Ve erkekler topluluğu hep bir ağızdan ‘‘Çığır, çığır, çığır’’ diye tempo tutarak beni sahneye davet ediyorlar.
Ve ben hareket etme yeteneğimi de tamamen yitirmiş olduğum için ‘‘Çığır’’ davetlerine anında uyamadığımdan bana hafiften de kızmaya başlıyorlar.
* * *
Hamburgercideyiz.
Penelope Cruz ile ilk birlikte geçirdiğimiz gece bu.
Onun benim çıkma davetimi kabul etmiş olması bana bir şey ifade etmiyor çünkü benden önce Tom Cruise ile beraberdi ve hayatta her şeyi söyleyebilirsiniz ama onun benden daha akıllı olduğunu sanırım söyleyebilmeniz mümkün değildir.
Tamam tamam dişleri daha beyaz ve bu yüzden de her aptal şeye gülümsüyor ama ne yapayım ben part-time Ortadoğuluyum, dişlerim ancak bu kadar beyaz olabiliyor işte.
Siparişlerimiz geliyor ve rüyamın kábus bölümü o anda başlıyor.
Penelope o korkunç ağzıyla hamburgeri ısırıyor ve üstelik ağzı açık biçimde çiğnemeye başlıyor lokmalarını.
Ağzı bir anda aniden karaya alınmış deniz anası gibi şekil değiştirmeye başlıyor.
Penelope'nin ağzı tek başına bir korku filmi haline dönüşüyor.
Ve ben, Tom Cruise aklıma geldiği için onunla yatmakta hayli zorlanacak olan ben, Penelope hamburgerini bitirdiği an onunla yatma fikrinden ebediyen vazgeçmiş oluyorum.
Ama o bana ‘‘Haydi benim eve gidip birer kahve içelim’’ diyor.
* * *
Genel yayın yönetmeninin odasındayım.
Takım elbise giymişim, ayakkabılarım gıcır parlıyor ve beni onun masasının tam önündeki bir iskemleye bağlamışlar.
Elim kolum hareket edemiyor.

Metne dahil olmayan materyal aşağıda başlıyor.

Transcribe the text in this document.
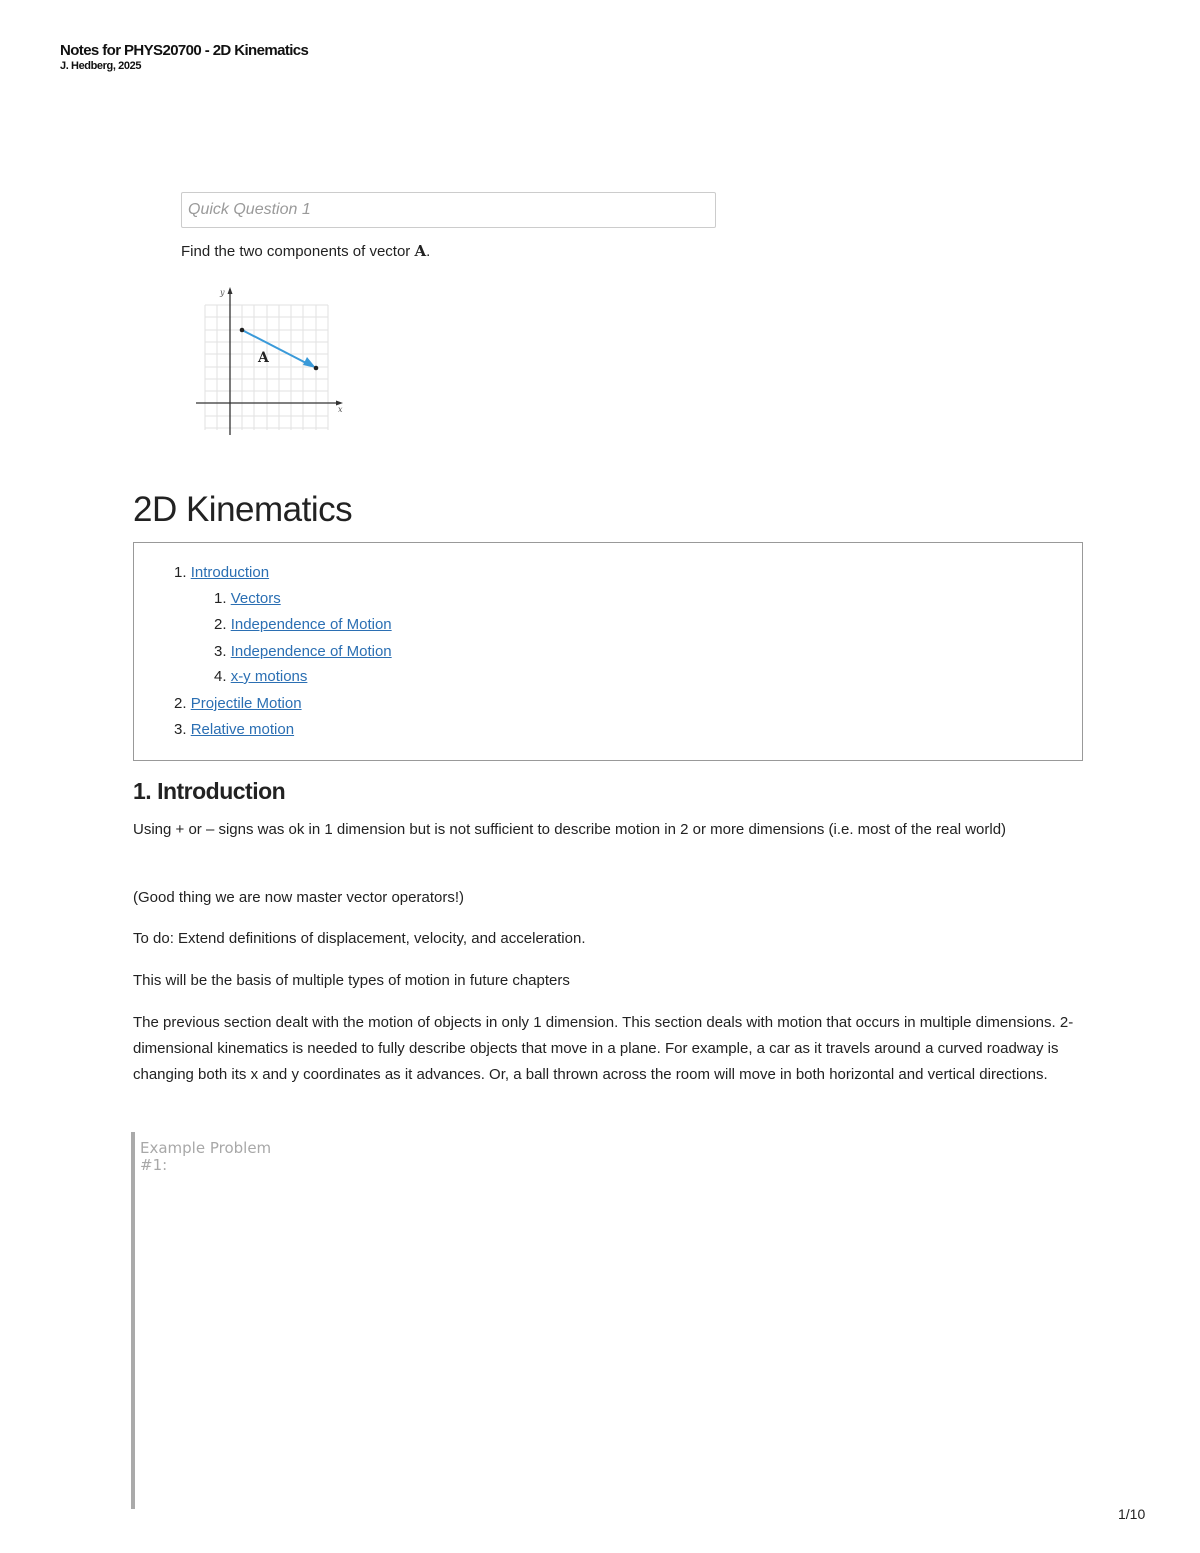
Notes for PHYS20700 - 2D Kinematics
J. Hedberg, 2025
Quick Question 1
Find the two components of vector A.
y
x
A
2D Kinematics
1. Introduction
1. Vectors
2. Independence of Motion
3. Independence of Motion
4. x-y motions
2. Projectile Motion
3. Relative motion
1. Introduction

Using + or – signs was ok in 1 dimension but is not sufficient to describe motion in 2 or more dimensions (i.e. most of the real world)

(Good thing we are now master vector operators!)

To do: Extend definitions of displacement, velocity, and acceleration.

This will be the basis of multiple types of motion in future chapters

The previous section dealt with the motion of objects in only 1 dimension. This section deals with motion that occurs in multiple dimensions. 2-dimensional kinematics is needed to fully describe objects that move in a plane. For example, a car as it travels around a curved roadway is changing both its x and y coordinates as it advances. Or, a ball thrown across the room will move in both horizontal and vertical directions.

Example Problem
#1:
1/10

Ağzımı da bağlamışlar, konuşmam mümkün değil.
Ve o gelip masasına oturuyor, bana medyada etik ve ahlak üzerine bir söylev vermeye başlıyor.
Daha doğrusu daha önce almış olduğu notlardan gayet monoton bir sesle okuyor ve arada bir de durup uzunca bir süre sessizce bana bakıyor.
Notları yaklaşık 10 bin sayfa filan ve ben daha üçüncü sayfada çılgınlar gibi haykırmaya başlıyorum ama sesimi kimse duymuyor.
Gece oluyor, tüm Medya Towers'da ışıklar sönüyor, bina zifiri karanlığa bürünüyor, sadece tek bir odadan loş bir ışık geliyor.
Ve aynı odadan monoton bir ses duyuluyor.
Kábusum binanın dış çekimiyle bitiyor. Dışardan camdan görünüşte ben bağlı olduğum iskemlede kafamı deli gibi sallarken o okumasını sürdürüyor.
Ve kamera İkitelli'nin muhteşem manzarasını vermek için binadan dışa doğru çekilirken bir rüya için bile son derece abuk olmasına karşın Jaws filminin müziği çalmaya başlıyor.